Bildung in China: Eine Erfolgs- oder Leidensgeschichte?

Das chinesische Bildungssystem kann in den letzten Jahren tatsächlich auf bemerkenswerte Erfolge verweisen. In der jüngsten internationalen Schulleistungsstudie PISA erzielten chinesische Jugendliche die weltweit besten Ergebnisse. Auch im Hochschulbereich holt China rasant auf: Im Jahr 2022 gelang es bereits sechs chinesischen Hochschulen, sich unter den Top-100-Universitäten der Welt zu positionieren, während Deutschland sieben Plätze belegte. Insbesondere die Peking- und die Tsinghua-Universität teilen sich Rang 16 und sind damit, nach der ETH Zürich (Platz 15), die höchstplatzierten Universitäten außerhalb Großbritanniens und der USA.

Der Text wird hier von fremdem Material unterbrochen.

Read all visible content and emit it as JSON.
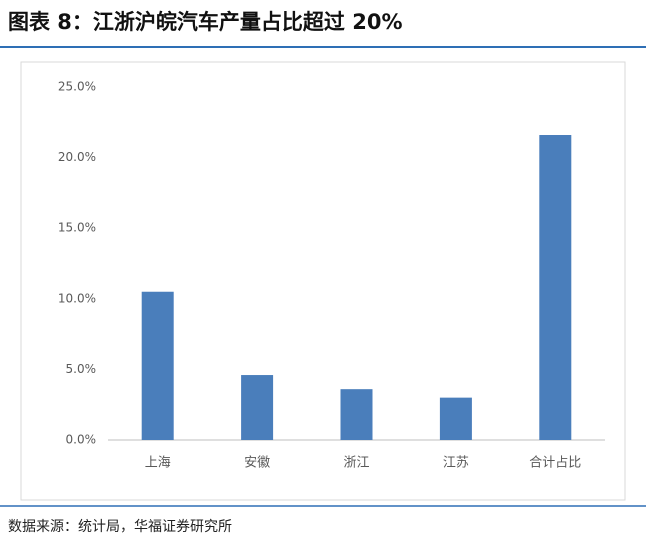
{
  "chart_data": {
    "type": "bar",
    "title": "图表 8：江浙沪皖汽车产量占比超过 20%",
    "source": "数据来源：统计局，华福证券研究所",
    "categories": [
      "上海",
      "安徽",
      "浙江",
      "江苏",
      "合计占比"
    ],
    "values": [
      10.5,
      4.6,
      3.6,
      3.0,
      21.6
    ],
    "color": "#4a7ebb",
    "ylim": [
      0,
      25
    ],
    "yticks": [
      {
        "value": 0,
        "label": "0.0%"
      },
      {
        "value": 5,
        "label": "5.0%"
      },
      {
        "value": 10,
        "label": "10.0%"
      },
      {
        "value": 15,
        "label": "15.0%"
      },
      {
        "value": 20,
        "label": "20.0%"
      },
      {
        "value": 25,
        "label": "25.0%"
      }
    ],
    "grid": false
  }
}
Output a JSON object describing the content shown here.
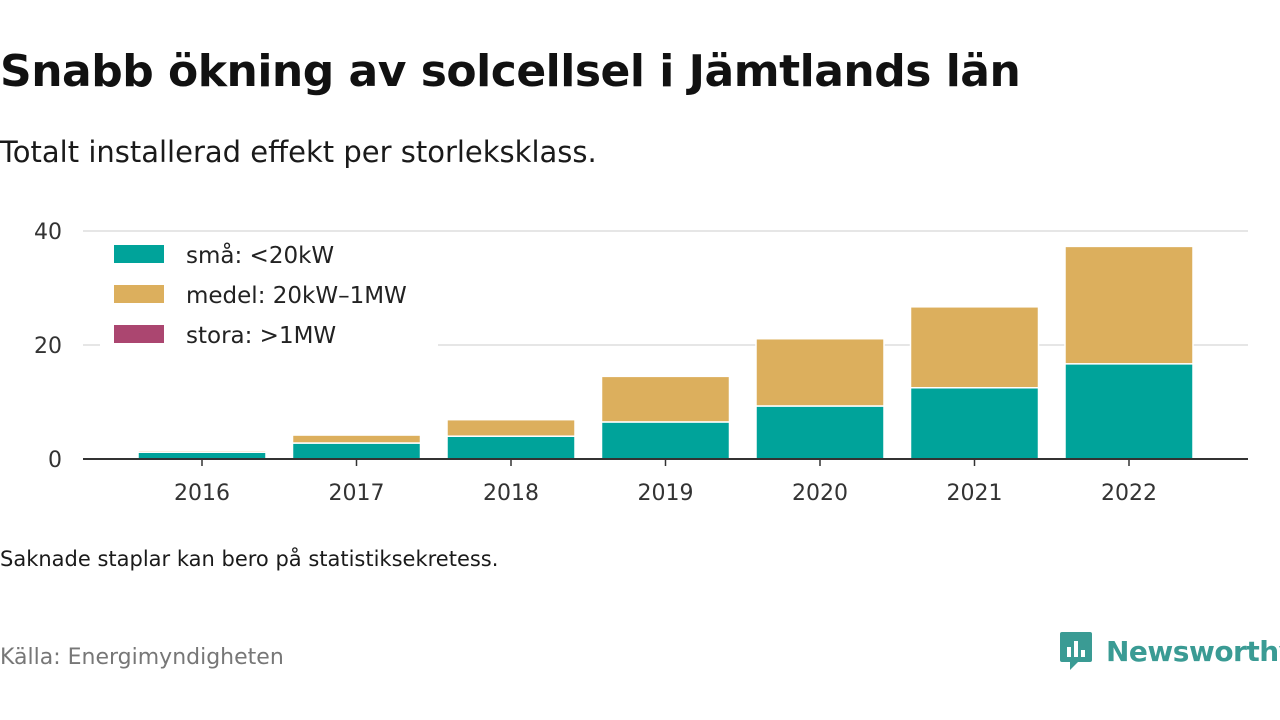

Demgegenüber stehen chinesische Jugendliche auch an der Weltspitze, wenn es um die zusätzliche Lernzeit außerhalb des regulären Unterrichts geht. Ein oft zitierter Spruch in China lautet: „Wenn Wochenende ist und du nicht in einem Nachhilfekurs sitzt, dann bist du auf dem Weg zu einem Nachhilhilfekurs.“ Dieser immense Leistungsdruck und das stark prüfungsorientierte Lernen sind nicht nur eine psychische Belastung, sondern aufgrund der notwendigen Nachhilfe auch eine erhebliche finanzielle Herausforderung für Familien.

Das Problem des Leistungsdrucks und der Fokussierung auf reines Auswendiglernen ist nicht neu. Bereits zu Beginn des Jahrtausends wurde ein neues Curriculum eingeführt, das schulisches Lernen ganzheitlicher gestalten und von der reinen Prüfungsvorbereitung wegbewegen sollte. Im August 2021 sorgte eine Ankündigung des chinesischen Bildungsministeriums auch international für Aufsehen, wonach in den ersten beiden Schuljahren überhaupt keine Prüfungen mehr stattfinden sollen. Die Erfahrungen der letzten zwei Jahrzehnte zeigen jedoch, dass solche Reformversuche bisher lediglich zu einem besser kaschierten Leistungsdruck führten, anstatt diesen abzuschaffen. Dies liegt weniger an einer vermeintlich „anderen Lernkultur“, wie in westlichen Medien oft vereinfachend spekuliert wird, sondern vielmehr an einem zu engen „Flaschenhals“ auf dem Weg zu guten weiterführenden Schulen und Hochschulen. Die Konkurrenz um die wenigen begehrten Plätze ist so groß, dass es sich Familien kaum leisten können, auf intensives Büffeln und zusätzliche Nachhilfe zu verzichten.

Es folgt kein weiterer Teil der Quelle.